Des Grecs à la Renaissance
Le premier grand généraliste de la classification occidentale est Aristote, qui a pratiquement inventé la science de la logique, dont la classification a fait partie pendant 2 000 ans. Les Grecs étaient en contact permanent avec la mer et la vie marine, et Aristote semble l’avoir étudiée de manière intensive lors de son séjour sur l’île de Lesbos. Dans ses écrits, il a décrit un grand nombre de groupes naturels et, bien qu’il les ait classés du simple au complexe, son ordre n’était pas évolutif. Il était cependant très en avance sur son temps en séparant les animaux invertébrés en différents groupes et était conscient que les baleines, les dauphins et les marsouins avaient des caractères de mammifères et n’étaient pas des poissons. Dépourvu de microscope, il ne pouvait évidemment pas s’occuper des formes minuscules de la vie.

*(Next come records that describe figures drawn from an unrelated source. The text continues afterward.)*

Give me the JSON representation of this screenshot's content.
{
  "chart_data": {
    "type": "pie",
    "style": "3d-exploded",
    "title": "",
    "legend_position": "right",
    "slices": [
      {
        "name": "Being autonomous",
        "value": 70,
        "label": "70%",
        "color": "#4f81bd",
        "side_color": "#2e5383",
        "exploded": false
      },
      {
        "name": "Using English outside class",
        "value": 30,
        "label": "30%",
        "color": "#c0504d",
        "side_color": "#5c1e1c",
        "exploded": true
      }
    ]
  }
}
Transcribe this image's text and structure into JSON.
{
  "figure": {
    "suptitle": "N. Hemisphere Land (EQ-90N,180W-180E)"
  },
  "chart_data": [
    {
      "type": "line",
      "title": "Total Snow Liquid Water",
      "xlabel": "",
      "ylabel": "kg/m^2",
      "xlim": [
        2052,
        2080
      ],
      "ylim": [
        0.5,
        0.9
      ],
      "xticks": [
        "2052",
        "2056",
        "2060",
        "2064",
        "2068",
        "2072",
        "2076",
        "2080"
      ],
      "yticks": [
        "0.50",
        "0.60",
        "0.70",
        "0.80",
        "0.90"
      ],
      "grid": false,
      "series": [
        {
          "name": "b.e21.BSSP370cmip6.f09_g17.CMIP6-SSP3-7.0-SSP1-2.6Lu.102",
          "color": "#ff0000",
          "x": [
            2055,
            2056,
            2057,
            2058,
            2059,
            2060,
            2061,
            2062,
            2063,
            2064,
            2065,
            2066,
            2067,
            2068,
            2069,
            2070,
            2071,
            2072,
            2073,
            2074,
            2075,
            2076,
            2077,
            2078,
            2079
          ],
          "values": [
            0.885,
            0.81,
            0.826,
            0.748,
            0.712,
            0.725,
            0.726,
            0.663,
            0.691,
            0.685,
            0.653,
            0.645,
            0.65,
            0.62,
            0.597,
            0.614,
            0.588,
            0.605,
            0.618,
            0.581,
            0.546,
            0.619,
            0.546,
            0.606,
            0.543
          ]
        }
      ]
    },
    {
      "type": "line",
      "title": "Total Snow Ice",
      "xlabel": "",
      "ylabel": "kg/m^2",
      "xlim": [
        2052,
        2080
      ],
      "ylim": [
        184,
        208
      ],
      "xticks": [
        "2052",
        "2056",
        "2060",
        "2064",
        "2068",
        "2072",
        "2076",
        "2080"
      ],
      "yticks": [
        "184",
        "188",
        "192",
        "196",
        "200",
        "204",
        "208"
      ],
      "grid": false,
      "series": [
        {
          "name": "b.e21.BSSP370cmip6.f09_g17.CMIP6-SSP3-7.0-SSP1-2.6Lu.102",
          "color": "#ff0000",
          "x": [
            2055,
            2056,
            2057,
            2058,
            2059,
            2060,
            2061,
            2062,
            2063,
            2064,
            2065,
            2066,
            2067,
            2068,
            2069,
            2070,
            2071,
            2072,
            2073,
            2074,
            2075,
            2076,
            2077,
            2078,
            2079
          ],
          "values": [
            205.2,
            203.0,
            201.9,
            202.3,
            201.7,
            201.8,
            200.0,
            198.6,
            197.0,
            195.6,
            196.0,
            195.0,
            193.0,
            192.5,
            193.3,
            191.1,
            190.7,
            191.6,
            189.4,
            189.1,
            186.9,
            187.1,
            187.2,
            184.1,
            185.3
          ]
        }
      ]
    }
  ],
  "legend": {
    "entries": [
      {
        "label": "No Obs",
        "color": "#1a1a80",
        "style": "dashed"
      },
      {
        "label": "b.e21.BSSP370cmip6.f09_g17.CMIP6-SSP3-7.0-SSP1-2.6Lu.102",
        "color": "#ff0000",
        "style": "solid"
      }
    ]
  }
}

La méthode aristotélicienne a dominé la classification jusqu’au XIXe siècle. Son schéma était, en effet, que la classification d’un être vivant selon sa nature – c’est-à-dire ce qu’il est réellement, par opposition aux ressemblances superficielles – nécessite l’examen de nombreux spécimens, l’élimination des caractères variables (car ils doivent être accidentels et non essentiels) et l’établissement de caractères constants. Ceux-ci peuvent ensuite être utilisés pour élaborer une définition qui énonce l’essence de l’être vivant – ce qui fait qu’il est ce qu’il est et ne peut donc pas être modifié ; l’essence est, bien sûr, immuable. Le modèle de cette procédure se trouve dans les mathématiques, en particulier la géométrie, qui fascinaient les Grecs. Les mathématiques leur paraissaient le type et l’exemple de la connaissance parfaite, car leurs déductions à partir d’axiomes étaient certaines et leurs définitions parfaites, indépendamment du fait qu’une figure géométrique parfaite puisse jamais être dessinée. Mais la procédure aristotélicienne appliquée aux êtres vivants ne se fait pas par déduction à partir d’axiomes énoncés et connus, mais par induction à partir d’exemples observés et ne conduit donc pas à l’essence immuable mais à une définition lexicale. Bien qu’elle ait fourni pendant des siècles une procédure pour tenter de définir les êtres vivants par une analyse minutieuse, elle a négligé la variation des êtres vivants. Il est intéressant de noter que les rares personnes qui ont compris l’Origine des espèces de Charles Darwin au milieu du XIXe siècle étaient des empiristes qui ne croyaient pas à une essence de chaque forme.
Aristote et son élève en botanique, Théophraste, n’ont pas eu de successeurs notables pendant 1 400 ans. Vers le XIIe siècle de notre ère, les ouvrages de botanique nécessaires à la médecine ont commencé à contenir des illustrations précises des plantes, et quelques-uns ont commencé à classer ensemble les plantes similaires. Les encyclopédistes ont également commencé à rassembler la sagesse classique et certaines observations contemporaines. La première floraison de la Renaissance en biologie a produit, en 1543, le traité d’anatomie humaine d’Andreas Vesalius et, en 1545, le premier jardin botanique universitaire, fondé à Padoue, en Italie. Après cette période, les travaux en botanique et en zoologie se sont multipliés. John Ray a résumé à la fin du 17e siècle les connaissances systématiques disponibles, avec des classifications utiles. Il a distingué les plantes monocotylédones des dicotylédones en 1703, reconnu les véritables affinités des baleines et donné une définition pratique du concept d’espèce, qui était déjà devenu l’unité de base de la classification biologique. Il a tempéré la logique aristotélicienne de la classification par l’observation empirique.